Sinister tales written since the early twentieth century by the foremost Hebrew authors, including S. Y. Agnon, Leah Goldberg, and Amos Oz, reveal a darkness at the foundation of Hebrew culture. The ghosts of a murdered Talmud scholar and his kidnapped bride rise from their graves for a nocturnal dance of death; a girl hidden by a count in a secret chamber of an Eastern European castle emerges to find that, unbeknownst to her, World War II ended years earlier; a man recounts the act of incest that would shape a trajectory of personal and national history. Reading these works together with central British and American gothic texts, Karen Grumberg illustrates that modern Hebrew literature has regularly appropriated key gothic ideas to help conceptualize the Jewish relationship to the past and, more broadly, to time. She explores how these authors employ and revise the gothic, originally a European mode associated with antisemitism, and how they use it to challenge assumptions about power and powerlessness, vulnerability and violence, and to shape modern Hebrew culture. Her innovative perspective on the Hebrew literary engagement with history sheds new light on tensions that continue to characterize contemporary Israeli cultural and political rhetoric.


Get to know our speaker

Karen Grumberg is Associate Professor of Hebrew and Comparative Literature in the Department of Middle Eastern Studies at the University of Texas at Austin, where she also serves as Director of the Center for Middle Eastern Studies. She earned her Ph.D. in Comparative Literature at UCLA in 2004. She is the author of Place and Ideology in Contemporary Hebrew Literature (2011, Syracuse University Press). Her essays have appeared in Prooftexts, Comparative Literature, and other journals. Currently, she is editing a special issue of Poe Studies on Poe in the Middle East, as well as a special issue of Dibur on Translational Transactions.

So you’re a UCLA alumni – how did you get into Jewish Studies at UCLA?
I came to UCLA to study Hebrew literature with Arnold Band in the Comparative Literature department, so Jewish Studies naturally became an academic second home for me. Many of the Jewish Studies events were directly relevant to my studies, and introduced me to Ph.D. students working on related subjects in other departments.

What did the Leve Center (then known as the Center for Jewish Studies) mean to you during your time there?
The CJS was one of the centers of my intellectual world. CJS events, where I forged friendships I maintain to this day, were a hub for graduate students and faculty from across the university. The lectures, colloquia, screenings, and other events redefined what I thought of as Jewish Studies, illuminating the wide breadth of Jewish thought and culture and indicating their relevance to the world at large. One of the highlights of graduate school was when I was given the opportunity to organize an event, hosted by the Center, in honor of the Hebrew poet Yehuda Amichai, with lectures, a live musical performance, and a film screening. It was a memorable evening and an important experience that would not have been possible without the support and encouragement of the Center for Jewish Studies’ faculty and staff.

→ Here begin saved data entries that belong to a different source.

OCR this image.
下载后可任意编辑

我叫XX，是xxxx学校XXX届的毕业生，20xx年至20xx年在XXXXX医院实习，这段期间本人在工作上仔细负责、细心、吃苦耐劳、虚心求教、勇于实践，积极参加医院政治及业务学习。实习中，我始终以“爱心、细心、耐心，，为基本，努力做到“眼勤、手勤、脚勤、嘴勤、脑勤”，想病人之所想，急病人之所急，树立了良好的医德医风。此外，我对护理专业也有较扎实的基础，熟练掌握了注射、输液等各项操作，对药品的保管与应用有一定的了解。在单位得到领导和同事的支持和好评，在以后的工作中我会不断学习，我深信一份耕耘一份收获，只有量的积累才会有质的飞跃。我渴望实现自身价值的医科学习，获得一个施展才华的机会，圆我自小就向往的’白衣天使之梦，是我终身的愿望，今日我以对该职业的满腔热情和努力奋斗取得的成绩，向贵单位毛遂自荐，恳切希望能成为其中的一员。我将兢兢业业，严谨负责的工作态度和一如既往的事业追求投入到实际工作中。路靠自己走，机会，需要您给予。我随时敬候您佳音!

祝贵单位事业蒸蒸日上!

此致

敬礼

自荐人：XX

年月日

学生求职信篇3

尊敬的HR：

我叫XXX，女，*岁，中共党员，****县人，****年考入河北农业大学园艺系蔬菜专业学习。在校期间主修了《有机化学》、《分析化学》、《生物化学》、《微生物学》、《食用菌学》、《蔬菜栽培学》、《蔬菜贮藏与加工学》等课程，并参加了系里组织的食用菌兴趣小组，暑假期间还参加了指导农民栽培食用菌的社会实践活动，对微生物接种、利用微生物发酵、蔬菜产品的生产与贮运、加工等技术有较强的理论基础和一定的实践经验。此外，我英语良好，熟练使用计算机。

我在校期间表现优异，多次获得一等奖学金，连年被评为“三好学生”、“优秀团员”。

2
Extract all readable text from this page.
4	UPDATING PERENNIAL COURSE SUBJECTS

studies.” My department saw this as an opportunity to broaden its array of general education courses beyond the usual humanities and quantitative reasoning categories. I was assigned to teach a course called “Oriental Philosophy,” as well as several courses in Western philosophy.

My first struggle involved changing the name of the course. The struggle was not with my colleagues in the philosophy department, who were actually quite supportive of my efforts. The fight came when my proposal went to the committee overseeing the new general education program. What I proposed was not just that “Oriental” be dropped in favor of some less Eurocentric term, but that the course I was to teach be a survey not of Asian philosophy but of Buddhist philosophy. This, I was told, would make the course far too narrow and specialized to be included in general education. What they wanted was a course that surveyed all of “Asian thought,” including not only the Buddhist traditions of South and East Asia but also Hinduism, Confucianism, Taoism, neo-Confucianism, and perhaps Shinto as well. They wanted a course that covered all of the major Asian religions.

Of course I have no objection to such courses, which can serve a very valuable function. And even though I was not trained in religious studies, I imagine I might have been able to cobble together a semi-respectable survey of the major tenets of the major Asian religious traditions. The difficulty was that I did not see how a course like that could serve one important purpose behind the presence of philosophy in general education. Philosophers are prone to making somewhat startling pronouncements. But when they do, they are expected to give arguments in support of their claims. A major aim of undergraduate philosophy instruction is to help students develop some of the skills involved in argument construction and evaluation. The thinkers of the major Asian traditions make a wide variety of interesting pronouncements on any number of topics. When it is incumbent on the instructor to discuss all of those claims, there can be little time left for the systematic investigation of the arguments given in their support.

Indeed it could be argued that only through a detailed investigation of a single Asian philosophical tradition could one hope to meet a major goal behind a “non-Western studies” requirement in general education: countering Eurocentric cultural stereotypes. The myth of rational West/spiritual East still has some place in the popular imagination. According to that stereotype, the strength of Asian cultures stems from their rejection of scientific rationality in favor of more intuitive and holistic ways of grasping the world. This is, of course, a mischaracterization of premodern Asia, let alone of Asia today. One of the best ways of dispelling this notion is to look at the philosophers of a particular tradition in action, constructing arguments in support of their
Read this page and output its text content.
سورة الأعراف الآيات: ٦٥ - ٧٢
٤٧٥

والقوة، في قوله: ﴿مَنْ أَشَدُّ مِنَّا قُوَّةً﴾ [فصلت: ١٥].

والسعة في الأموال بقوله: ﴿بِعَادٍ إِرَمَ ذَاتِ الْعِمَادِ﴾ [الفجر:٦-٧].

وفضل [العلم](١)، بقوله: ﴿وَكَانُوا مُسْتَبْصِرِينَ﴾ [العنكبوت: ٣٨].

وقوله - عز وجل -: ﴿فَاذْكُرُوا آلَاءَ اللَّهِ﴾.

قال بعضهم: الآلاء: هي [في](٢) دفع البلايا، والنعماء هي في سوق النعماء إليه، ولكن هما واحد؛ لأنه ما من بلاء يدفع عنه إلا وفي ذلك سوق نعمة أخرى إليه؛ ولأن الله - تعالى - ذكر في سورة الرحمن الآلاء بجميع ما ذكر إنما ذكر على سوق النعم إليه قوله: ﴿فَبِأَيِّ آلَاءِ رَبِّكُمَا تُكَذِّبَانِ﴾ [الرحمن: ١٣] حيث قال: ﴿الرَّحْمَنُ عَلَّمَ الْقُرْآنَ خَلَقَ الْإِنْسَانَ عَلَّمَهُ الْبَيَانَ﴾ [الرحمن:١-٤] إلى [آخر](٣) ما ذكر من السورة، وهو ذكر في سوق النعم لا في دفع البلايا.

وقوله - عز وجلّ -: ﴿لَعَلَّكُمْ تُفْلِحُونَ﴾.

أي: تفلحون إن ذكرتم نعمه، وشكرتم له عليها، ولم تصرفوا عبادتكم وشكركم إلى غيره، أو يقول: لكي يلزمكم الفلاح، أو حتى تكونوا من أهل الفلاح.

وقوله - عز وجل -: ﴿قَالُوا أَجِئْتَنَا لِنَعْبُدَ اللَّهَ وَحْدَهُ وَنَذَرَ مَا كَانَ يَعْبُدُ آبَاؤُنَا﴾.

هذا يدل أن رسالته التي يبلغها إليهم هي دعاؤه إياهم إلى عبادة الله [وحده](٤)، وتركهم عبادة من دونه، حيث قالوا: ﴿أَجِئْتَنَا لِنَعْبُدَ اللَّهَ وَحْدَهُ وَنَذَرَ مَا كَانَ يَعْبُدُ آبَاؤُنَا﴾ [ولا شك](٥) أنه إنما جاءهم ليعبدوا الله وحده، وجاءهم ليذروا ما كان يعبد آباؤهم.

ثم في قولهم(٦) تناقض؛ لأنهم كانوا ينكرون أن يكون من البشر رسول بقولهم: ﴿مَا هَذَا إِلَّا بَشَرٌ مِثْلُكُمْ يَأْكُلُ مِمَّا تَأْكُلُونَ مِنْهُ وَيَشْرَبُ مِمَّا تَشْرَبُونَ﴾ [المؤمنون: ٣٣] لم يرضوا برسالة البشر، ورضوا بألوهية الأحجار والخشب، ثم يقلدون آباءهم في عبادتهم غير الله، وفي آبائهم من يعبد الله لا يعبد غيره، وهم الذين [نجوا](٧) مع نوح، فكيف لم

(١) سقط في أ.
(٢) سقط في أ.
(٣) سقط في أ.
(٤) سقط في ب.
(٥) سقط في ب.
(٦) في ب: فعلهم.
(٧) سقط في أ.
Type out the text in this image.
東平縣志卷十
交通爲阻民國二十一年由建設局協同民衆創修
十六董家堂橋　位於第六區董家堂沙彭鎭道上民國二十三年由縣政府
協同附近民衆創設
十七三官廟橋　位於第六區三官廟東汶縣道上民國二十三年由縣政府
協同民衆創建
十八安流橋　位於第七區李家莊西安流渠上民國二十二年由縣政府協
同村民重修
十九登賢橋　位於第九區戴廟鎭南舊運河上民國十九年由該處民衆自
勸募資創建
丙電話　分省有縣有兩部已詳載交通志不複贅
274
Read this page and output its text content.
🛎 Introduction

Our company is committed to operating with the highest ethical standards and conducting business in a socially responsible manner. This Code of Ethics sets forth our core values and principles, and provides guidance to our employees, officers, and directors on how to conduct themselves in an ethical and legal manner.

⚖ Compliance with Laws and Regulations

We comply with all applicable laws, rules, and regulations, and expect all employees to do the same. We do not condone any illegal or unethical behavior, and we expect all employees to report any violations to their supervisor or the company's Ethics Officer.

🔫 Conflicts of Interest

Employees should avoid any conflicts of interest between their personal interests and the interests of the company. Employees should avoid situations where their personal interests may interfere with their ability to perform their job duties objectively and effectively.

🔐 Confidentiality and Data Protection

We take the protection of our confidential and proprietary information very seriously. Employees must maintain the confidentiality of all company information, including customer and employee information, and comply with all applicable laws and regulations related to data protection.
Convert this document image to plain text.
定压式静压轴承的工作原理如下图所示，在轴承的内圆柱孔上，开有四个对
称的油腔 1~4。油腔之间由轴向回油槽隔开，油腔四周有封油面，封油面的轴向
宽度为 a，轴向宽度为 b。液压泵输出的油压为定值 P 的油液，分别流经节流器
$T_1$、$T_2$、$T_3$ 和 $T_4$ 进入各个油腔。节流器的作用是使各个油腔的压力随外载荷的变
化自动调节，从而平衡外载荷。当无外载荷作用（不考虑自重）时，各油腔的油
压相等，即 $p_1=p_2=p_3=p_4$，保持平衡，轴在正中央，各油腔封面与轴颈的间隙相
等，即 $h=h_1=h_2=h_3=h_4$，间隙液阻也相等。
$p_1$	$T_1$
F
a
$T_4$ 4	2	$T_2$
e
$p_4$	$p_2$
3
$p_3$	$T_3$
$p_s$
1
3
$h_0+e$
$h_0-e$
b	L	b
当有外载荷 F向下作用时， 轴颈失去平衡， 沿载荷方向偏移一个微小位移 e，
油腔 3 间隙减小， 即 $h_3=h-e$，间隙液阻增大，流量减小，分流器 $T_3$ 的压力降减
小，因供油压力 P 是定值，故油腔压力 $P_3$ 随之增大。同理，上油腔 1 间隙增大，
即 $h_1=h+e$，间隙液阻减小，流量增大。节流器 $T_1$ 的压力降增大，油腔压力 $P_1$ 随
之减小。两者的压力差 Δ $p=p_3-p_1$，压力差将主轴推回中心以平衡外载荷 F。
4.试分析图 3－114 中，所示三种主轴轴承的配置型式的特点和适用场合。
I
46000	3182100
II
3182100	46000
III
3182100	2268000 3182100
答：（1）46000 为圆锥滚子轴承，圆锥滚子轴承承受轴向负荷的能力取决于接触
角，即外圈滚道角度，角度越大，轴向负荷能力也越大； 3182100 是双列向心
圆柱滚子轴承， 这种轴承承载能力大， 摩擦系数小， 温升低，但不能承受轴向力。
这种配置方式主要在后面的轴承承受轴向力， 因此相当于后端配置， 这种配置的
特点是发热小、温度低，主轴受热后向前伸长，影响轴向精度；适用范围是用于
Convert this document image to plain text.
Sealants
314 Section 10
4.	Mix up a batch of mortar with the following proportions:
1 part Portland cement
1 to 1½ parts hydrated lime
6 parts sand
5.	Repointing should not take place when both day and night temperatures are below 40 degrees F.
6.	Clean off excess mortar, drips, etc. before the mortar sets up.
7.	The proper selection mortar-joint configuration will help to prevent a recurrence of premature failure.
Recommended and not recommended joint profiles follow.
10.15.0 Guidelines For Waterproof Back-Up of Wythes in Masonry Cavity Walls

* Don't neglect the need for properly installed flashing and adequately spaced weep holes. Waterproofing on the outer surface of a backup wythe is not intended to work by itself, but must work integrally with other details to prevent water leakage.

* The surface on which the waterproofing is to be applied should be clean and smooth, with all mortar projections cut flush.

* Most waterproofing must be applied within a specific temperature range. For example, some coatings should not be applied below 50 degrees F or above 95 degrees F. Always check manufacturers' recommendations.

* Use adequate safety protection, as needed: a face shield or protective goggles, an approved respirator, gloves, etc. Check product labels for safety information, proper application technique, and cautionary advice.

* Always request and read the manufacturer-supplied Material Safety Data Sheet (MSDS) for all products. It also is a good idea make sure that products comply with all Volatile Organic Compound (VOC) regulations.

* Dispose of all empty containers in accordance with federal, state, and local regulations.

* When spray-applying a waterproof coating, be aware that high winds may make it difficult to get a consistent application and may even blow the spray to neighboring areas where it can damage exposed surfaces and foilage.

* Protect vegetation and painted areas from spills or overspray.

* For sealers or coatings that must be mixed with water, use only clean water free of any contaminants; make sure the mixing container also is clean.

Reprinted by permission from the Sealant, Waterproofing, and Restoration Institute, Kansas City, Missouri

Your previous writing and teaching examines the use of space and place in literature – how does this new work on Hebrew Gothic literature relate to those themes?
That’s a good question; the two topics seem completely disconnected, but they’re not. While my first book Place and Ideology in Contemporary Hebrew Literature (Syracuse University Press, 2011), focused on representations of place, Hebrew Gothic is in some ways its complement or companion, because it’s all about time. Even the sections on gothic spatiality in Hebrew Gothic are ultimately about time. The gothic, as it emerges in Hebrew texts, offers a way for authors to engage with the Jewish past, to revise, recalibrate, and challenge its representation. But gothic spatiality is crucial to the aesthetic as a whole, helping to make literal the past’s infiltration of the present as well as the processes of decay that indicate passing time. That’s why it was important for me to include the chapter titled “Dark Jerusalem,” dedicated to the gothic spatiality in Amos Oz’s novel Mikhael sheli (My Michael).

What are you enjoying reading right now?
I’ve been very interested in theorizations of the Anthropocene and geologic time. Scholars in diverse humanistic fields are thinking about literature, film and art through the environment, and offering new models to think about human culture and violence. It’s all still pretty new but very exciting.

Your book features spooky stories and sinister tales – what’s your favorite ghost story?
Oh, this is really difficult. I like Edith Wharton’s ghost stories very much. The Turn of the Screw, by Henry James. Toni Morrison’s Beloved. Anything by Edgar Allan Poe…

Ok, last question: what are you going to be for Halloween?
It seems that this year I get to be Harry Potter’s mother!